Unifil is still a ghostly presence along the border drawn by the French and British mandatory authorities in the 1920s. And as has happened before, it has again been caught up in violence it is always unable to prevent. A Ghanaian soldier was killed this week, and over the years it has lost some 250 personnel to hostile action or accidents. In the last bout of serious fighting in 1996, 106 Lebanese refugees were killed when Israeli artillery fire hit a container in a UN base where they were sheltering.

As the international community scrabbles for a way out of this crisis, unable so far even to agree on a ceasefire, discussions are already being held about a beefed-up international presence or "stabilisation force", as Kofi Annan put it. That will have to include some elements of the mission Unifil has always been charged with, but has never succeeded in carrying out. The lessons of the past suggest it will not be easy.

Unifil arrived in 1978 after a spectacular Palestinian attack inside Israel triggered Israel's "Operation Litani", which swept Palestine Liberation Organisation guerrillas away from its northern border. The blue-helmeted UN soldiers were targets from the start for Israeli monitoring and psychological warfare designed to undermine its effectiveness or ensure it never hindered Israeli operations.

The Irish UN troops, for example, were jokingly referred to as the "whisky army", and Israeli-backed Christian militiamen - known by the Unifil acronym LAUIs (Lebanese armed and uniformed by Israel) - harassed them mercilessly in their base at Camp Shamrock.

Unifil was tolerated by the Israelis but disliked for its good relations with PLO units in the area. After the 1982 invasion, when the PLO had gone but were replaced by a new Shia resistance, the UN forged friendly ties with them too. Mr Goksel helped visiting journalists meet bearded young men in the southern villages, their Kalashnikov rifles propped against the walls as they explained their determination to fight Israel's troops and intelligence agents.

The UN's white armoured vehicles became a familiar sight as they patrolled the low hills near the coast. But it is harder to operate in the more heavily wooded terrain to the east - classic guerrilla country that has seen countless clashes between the warring sides over the years.

After 1982, Unifil became little more than a helpless bystander. Its formal mission, as before, was to verify an Israeli withdrawal, restore international peace and security, and assist the government of Lebanon "in ensuring the return of its effective authority in the area". It never achieved any of those objectives, as it ruefully but honestly admits.

It was at this time, as Israel consolidated its border "security zone", that Iran began to openly support the resistance, much of it by the Lebanese Shia Amal movement. Gradually there were more and more black flags and posters of "martyrs" attesting to the growth of a more militant Shia movement, which Hizbullah eventually came to dominate.

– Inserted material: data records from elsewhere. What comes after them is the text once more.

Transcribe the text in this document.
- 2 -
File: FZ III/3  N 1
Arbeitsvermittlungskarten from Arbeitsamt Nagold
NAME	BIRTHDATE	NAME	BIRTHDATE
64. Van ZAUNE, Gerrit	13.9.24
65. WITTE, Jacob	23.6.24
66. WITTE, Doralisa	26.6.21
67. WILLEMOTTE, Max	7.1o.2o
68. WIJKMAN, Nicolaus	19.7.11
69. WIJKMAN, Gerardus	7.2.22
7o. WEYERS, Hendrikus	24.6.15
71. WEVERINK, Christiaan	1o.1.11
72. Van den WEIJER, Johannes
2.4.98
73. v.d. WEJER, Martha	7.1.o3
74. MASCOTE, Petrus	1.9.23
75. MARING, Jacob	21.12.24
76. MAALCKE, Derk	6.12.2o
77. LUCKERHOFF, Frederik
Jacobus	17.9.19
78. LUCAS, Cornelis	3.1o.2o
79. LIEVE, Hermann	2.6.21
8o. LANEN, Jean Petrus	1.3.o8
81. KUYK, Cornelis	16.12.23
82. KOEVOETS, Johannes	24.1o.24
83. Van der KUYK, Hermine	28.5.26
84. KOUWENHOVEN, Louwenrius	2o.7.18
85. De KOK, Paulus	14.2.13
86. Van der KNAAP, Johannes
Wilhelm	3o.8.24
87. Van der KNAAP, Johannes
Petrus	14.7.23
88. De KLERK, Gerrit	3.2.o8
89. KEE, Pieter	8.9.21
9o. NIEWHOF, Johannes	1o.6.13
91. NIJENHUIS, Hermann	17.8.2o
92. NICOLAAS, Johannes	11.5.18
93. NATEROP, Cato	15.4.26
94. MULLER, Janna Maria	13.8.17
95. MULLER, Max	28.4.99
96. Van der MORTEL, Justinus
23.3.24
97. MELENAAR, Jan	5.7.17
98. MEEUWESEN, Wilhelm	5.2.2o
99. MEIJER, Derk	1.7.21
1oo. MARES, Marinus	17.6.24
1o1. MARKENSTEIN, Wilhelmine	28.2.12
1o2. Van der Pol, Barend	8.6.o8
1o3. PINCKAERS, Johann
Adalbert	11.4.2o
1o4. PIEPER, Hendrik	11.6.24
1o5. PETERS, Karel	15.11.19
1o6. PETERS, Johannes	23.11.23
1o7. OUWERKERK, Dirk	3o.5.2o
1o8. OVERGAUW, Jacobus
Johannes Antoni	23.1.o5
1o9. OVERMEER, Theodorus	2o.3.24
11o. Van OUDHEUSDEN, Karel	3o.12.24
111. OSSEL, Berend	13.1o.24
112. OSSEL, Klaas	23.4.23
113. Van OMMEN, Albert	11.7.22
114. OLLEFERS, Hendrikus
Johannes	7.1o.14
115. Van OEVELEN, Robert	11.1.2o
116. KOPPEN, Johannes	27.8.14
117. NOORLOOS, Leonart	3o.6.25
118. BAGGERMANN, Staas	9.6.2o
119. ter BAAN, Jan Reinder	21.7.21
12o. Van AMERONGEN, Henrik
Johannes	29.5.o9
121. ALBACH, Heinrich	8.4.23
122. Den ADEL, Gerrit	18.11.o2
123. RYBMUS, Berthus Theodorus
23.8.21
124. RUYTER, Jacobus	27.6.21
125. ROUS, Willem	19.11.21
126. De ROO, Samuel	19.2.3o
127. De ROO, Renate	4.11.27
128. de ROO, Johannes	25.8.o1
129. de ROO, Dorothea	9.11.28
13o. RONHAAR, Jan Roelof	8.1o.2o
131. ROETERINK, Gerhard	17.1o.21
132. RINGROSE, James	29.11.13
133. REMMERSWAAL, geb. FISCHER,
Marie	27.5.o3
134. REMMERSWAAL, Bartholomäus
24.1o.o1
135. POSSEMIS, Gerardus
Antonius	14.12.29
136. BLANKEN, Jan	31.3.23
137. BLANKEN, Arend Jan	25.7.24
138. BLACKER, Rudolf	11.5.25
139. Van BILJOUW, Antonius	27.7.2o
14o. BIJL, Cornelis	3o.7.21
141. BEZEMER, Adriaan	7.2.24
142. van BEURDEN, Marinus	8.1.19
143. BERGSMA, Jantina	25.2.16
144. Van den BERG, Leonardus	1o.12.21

Mired in what became known as the Lebanese "quagmire" it had itself created, Israel struggled on until 2000, when the Labour prime minister Ehud Barak decided to withdraw his forces unilaterally. However, Unifil has proved no more able to stop Hizbullah attacks since then. Israeli anger was fuelled when four of its soldiers were abducted in a previous incident and the UN did nothing.

If Unifil is to be of any use in helping stabilise a ceasefire it will need many more soldiers, and heavier weapons. Its current force of 2,000, with personnel from China, France, Ghana, India, Ireland, Italy and Poland, is woefully inadequate.

Since the current crisis began, Unifil has been unable to supply food and water to its own troops or deliver humanitarian aid to civilians because Israel will not guarantee their safe passage. In one incident, shrapnel from tank shells fired by the Israelis seriously wounded an Indian soldier. In another, Hizbullah launched rockets and the Israelis fired back as UN troops were escorting villagers to safety in Tyre.

With fighting still heavy, it is hard to imagine a new force being quickly assembled or deployed. John Bolton, the hawkish US ambassador to the UN, posed the right question: "You would have to ask what would make a new multilateral force different from or more effective than Unifil." The answer is that it would have to be far larger and more robust, mandated to allow the Lebanese government to truly deploy south to its own international border once Hizbullah was disarmed. However this dangerous crisis ends, that is not going to be a simple task.